ABN Amro a annoncé vendredi de nouveaux objectifs financiers à moyen terme à l’occasion de sa journée investisseurs, avec l’ambition notamment améliorer son efficacité opérationnelle. Précisant être en bonne voie pour respecter sa cible d’un ratio d’exploitation compris entre 56% et 58% d’ici 2020, la banque néerlandaise espère le ramener sous la barre des 55% d’ici 2022.
L’héritière de Dexia Crédit Local devrait conserver ses missions de refinancement des prêts aux collectivités locales et à l'export. Sa valorisation s'annonce délicate.
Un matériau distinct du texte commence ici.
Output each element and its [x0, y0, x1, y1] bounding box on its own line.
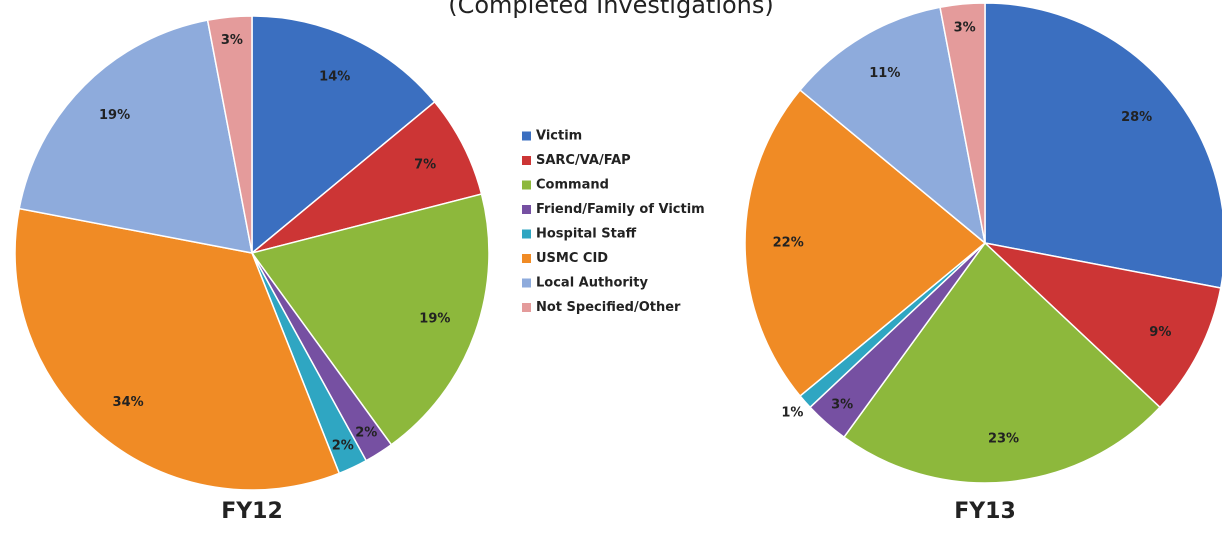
legend-swatch: [522, 180, 531, 190]
data-label: 1%: [781, 405, 803, 420]
pie-slice: [250, 193, 490, 446]
legend-label: Command: [536, 178, 609, 193]
data-label: 14%: [319, 70, 350, 85]
data-label: 3%: [954, 20, 976, 35]
data-label: 3%: [221, 33, 243, 48]
data-label: 28%: [1121, 110, 1152, 125]
pie-slice: [251, 15, 436, 255]
legend-label: SARC/VA/FAP: [536, 153, 631, 168]
data-label: 2%: [332, 438, 354, 453]
legend-label: USMC CID: [536, 251, 608, 266]
data-label: 23%: [988, 431, 1019, 446]
pie-title: FY13: [954, 499, 1016, 524]
pie-slice: [984, 2, 1222, 289]
pie-slice: [18, 19, 253, 254]
legend-label: Not Specified/Other: [536, 300, 681, 315]
pie-slice: [206, 15, 253, 254]
pie-slice: [982, 241, 1222, 409]
legend-swatch: [522, 229, 531, 239]
pie-slice: [799, 6, 987, 245]
legend-swatch: [522, 131, 531, 141]
data-label: 11%: [869, 66, 900, 81]
pie-slice: [14, 207, 341, 491]
pie-slice: [744, 88, 987, 398]
pie-title: FY12: [221, 499, 283, 524]
legend-label: Local Authority: [536, 276, 648, 291]
legend-label: Victim: [536, 129, 582, 144]
chart-title: (Completed Investigations): [448, 0, 774, 19]
data-label: 3%: [831, 398, 853, 413]
data-label: 19%: [419, 311, 450, 326]
legend-swatch: [522, 278, 531, 288]
data-label: 22%: [773, 236, 804, 251]
legend-label: Friend/Family of Victim: [536, 202, 705, 217]
legend-swatch: [522, 205, 531, 214]
data-label: 19%: [99, 108, 130, 123]
legend-label: Hospital Staff: [536, 227, 637, 242]
pie-slice: [842, 241, 1162, 484]
legend-swatch: [522, 254, 531, 263]
legend-swatch: [522, 303, 531, 312]
data-label: 34%: [113, 395, 144, 410]
pie-slice: [251, 100, 483, 254]
data-label: 9%: [1149, 325, 1171, 340]
legend-swatch: [522, 156, 531, 165]
data-label: 7%: [414, 157, 436, 172]
pie-slice: [939, 2, 986, 244]
data-label: 2%: [355, 426, 377, 441]
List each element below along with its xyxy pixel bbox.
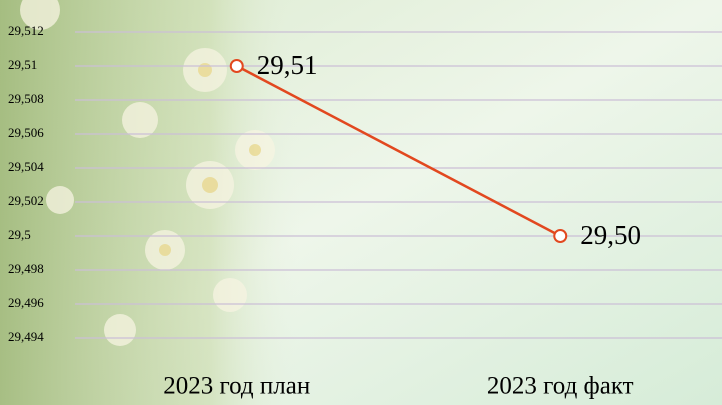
y-tick-label: 29,504 [8,159,44,174]
x-tick-label: 2023 год план [163,373,310,400]
y-tick-label: 29,494 [8,329,44,344]
x-tick-label: 2023 год факт [487,373,634,400]
y-tick-label: 29,512 [8,23,44,38]
y-tick-label: 29,506 [8,125,44,140]
value-label: 29,51 [257,50,318,80]
chart: 29,494 29,496 29,498 29,5 29,502 29,504 29,506… [0,0,722,405]
y-tick-label: 29,502 [8,193,44,208]
y-tick-label: 29,498 [8,261,44,276]
y-tick-label: 29,51 [8,57,37,72]
y-tick-label: 29,508 [8,91,44,106]
point [231,60,243,72]
value-label: 29,50 [580,220,641,250]
point [554,230,566,242]
y-tick-label: 29,5 [8,227,31,242]
y-tick-label: 29,496 [8,295,44,310]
Credit Suisse a démenti hier envisager de nouveaux plans de départs, alors que Bloomberg parlait hier de «centaines de suppressions de postes» auxquelles réfléchirait le groupe, qui pourraient être lancées dès cette année. «[Cette] idée (...) est sans fondement», écrit un porte-parole de la banque suisse dans un courriel. Credit Suisse est dans la dernière phase d’une réorganisation sur trois ans lancée en 2015 par son directeur général, Tidjane Thiam, avec notamment la suppression de 1.600 postes. Deux personnes proches du dossier ont dit à Reuters que Credit Suisse avait annoncé il y a plusieurs semaines la dernière vague de suppressions de postes prévues dès 2015.